Gerade eben bin ich über die Luckenberger Brücke gefahren, da kam mir wieder so eine komische Gestalt laufend entgegen. Ok, von laufen kann man dabei nicht wirklich sprechen, es wirkt eher wie spastisches Gestakse. Aber mit der Flasche in der Hand meint man, es wirke schon irgendwie auf die Umgebung. Ja, es wirkt. Und wie! Lächerlich! Warum sagt denen niemand, dass sie erbärmlich, jämmerlich und dumm auf ihre Mitmenschen wirken. Ich traue mich das leider nicht, da regelmäßig gleiche mehrere dieser Exemplare vor meiner Haustür rumlungern. Überhaupt! Im Mob kultiviert sich diese Art der Jugendkultur ins Unermeßliche! Sie perpetuiert und potentiert sich quasi.
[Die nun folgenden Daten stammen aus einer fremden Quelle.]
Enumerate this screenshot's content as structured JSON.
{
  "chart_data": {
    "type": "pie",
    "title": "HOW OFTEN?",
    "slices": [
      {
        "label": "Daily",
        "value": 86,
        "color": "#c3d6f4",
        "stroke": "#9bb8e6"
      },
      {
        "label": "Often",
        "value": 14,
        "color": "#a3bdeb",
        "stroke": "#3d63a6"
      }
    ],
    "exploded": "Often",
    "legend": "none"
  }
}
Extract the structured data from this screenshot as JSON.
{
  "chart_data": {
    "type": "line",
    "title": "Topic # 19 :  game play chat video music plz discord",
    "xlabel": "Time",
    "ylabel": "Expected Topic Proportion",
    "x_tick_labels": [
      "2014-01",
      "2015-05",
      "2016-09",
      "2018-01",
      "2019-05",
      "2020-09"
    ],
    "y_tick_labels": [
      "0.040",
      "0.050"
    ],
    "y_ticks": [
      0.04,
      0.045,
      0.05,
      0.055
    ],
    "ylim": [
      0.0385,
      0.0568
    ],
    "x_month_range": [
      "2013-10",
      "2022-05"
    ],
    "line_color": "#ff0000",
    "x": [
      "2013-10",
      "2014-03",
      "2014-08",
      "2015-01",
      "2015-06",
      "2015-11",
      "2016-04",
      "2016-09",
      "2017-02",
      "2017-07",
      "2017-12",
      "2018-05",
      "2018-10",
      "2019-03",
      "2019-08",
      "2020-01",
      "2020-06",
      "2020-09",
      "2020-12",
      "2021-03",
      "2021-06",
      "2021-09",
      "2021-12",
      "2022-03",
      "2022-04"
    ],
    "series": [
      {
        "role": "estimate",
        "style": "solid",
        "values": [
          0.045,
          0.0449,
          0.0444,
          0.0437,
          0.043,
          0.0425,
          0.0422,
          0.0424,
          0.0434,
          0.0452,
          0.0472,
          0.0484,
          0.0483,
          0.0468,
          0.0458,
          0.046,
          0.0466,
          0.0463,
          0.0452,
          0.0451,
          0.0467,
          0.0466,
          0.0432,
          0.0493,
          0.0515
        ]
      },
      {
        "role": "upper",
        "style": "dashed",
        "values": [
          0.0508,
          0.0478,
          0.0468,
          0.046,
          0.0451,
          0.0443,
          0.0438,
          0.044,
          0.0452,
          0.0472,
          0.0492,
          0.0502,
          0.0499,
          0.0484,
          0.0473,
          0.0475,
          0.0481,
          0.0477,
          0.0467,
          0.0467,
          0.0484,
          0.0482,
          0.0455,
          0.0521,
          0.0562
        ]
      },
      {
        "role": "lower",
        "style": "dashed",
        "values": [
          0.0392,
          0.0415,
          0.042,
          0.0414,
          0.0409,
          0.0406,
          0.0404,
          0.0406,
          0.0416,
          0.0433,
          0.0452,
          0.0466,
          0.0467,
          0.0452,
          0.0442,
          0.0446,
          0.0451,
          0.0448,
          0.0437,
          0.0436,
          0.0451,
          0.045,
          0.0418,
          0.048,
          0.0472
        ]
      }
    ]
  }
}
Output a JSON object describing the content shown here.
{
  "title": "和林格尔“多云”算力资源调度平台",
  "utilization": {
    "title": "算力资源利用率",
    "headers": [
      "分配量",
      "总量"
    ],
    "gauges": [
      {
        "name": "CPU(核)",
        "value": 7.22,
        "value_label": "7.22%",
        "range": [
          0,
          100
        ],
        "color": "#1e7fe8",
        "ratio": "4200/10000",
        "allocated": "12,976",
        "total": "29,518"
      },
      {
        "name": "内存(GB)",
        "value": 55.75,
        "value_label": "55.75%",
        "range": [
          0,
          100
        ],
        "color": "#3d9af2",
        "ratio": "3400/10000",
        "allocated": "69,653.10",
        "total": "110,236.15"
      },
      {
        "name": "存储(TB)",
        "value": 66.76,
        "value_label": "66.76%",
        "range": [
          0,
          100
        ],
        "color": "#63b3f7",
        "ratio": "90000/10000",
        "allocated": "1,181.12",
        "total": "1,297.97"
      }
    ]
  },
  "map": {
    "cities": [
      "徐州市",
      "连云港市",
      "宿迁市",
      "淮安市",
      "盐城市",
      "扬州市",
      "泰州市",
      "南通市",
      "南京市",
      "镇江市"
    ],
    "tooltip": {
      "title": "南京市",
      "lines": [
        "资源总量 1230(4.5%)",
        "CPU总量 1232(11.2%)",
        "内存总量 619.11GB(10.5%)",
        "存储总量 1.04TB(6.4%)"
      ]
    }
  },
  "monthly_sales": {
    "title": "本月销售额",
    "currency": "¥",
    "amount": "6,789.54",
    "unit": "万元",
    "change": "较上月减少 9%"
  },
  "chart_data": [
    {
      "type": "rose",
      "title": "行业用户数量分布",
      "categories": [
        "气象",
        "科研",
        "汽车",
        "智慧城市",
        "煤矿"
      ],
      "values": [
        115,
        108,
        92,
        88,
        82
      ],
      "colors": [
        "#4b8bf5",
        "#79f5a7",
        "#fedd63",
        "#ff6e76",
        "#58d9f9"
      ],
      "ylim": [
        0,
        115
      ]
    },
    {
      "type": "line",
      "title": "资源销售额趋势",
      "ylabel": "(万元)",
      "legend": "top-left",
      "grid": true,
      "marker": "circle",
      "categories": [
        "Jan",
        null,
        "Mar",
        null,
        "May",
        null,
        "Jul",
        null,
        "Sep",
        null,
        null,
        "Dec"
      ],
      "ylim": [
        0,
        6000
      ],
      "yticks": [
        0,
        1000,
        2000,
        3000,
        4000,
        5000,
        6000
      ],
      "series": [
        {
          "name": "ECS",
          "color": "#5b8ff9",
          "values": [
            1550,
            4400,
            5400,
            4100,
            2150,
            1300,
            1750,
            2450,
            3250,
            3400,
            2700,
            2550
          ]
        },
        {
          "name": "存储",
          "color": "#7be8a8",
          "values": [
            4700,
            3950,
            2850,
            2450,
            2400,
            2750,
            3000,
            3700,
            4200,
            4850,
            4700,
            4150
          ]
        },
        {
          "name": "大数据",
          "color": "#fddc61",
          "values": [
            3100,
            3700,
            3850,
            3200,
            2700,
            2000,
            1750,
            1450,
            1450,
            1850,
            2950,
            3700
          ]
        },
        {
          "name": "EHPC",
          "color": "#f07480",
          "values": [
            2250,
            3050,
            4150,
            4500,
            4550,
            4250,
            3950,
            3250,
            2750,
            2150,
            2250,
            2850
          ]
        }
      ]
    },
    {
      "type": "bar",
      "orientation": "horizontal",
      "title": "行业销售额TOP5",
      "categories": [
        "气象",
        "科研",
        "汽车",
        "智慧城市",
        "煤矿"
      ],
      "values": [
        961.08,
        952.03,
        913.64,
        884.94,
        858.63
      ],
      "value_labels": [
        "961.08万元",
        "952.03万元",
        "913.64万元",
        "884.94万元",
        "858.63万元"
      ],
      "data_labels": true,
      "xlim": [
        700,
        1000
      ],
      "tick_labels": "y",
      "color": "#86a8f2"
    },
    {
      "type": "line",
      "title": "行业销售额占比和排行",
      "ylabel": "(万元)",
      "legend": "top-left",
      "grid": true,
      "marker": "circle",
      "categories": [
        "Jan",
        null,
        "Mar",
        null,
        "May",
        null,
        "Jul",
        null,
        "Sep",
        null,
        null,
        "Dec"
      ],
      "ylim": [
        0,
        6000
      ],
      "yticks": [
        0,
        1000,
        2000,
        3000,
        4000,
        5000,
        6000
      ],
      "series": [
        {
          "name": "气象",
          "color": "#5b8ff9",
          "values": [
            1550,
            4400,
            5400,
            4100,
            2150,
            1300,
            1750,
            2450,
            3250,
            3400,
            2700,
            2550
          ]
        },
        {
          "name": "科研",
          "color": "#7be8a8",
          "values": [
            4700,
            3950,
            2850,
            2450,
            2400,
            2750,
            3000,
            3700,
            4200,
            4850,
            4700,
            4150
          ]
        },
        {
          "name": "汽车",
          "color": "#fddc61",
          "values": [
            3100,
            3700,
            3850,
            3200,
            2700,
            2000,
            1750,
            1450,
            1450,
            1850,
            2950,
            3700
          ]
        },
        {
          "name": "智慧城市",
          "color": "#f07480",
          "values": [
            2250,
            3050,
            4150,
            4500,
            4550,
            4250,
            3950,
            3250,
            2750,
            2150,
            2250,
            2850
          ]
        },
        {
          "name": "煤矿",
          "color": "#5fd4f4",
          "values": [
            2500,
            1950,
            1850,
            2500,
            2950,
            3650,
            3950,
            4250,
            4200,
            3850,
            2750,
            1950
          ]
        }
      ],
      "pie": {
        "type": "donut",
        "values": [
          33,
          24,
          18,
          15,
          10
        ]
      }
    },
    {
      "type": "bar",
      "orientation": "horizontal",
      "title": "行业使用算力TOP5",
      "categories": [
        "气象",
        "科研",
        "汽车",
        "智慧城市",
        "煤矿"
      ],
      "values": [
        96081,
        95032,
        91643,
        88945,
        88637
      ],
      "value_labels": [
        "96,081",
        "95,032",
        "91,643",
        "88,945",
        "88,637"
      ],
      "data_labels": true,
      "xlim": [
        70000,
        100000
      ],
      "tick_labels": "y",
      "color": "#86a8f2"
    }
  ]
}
Folgendermaßen: Die leere Flasche gehört grundsätzlich gegen Hauswände geworfen. Im Idealfall benutzt man die Wand einer Kirche. Uriniert wird in eine möglichst nicht allzu dunkle Ecke. Im Idealfall wird gegen eine Kirchenwand gepisst. Etwaige Gesichtsblähungen werden in die Gegend gebrüllt. Im Idealfall wird direkt in das Gesicht des Kumpels gerülpst.
Also, liebe Leute, reißt euch etwas zusammen. Macht eurer Umwelt nicht soviel Angst, schließlich sollt ihr unsere Zukunft sein. Im Idealfall fragt mal Mama und Papa, wie das früher so war. In diesem Sinne: Prost ihr Säcke, im Idealfall nehmt das nächste Mal wenigstens ein Glas mit.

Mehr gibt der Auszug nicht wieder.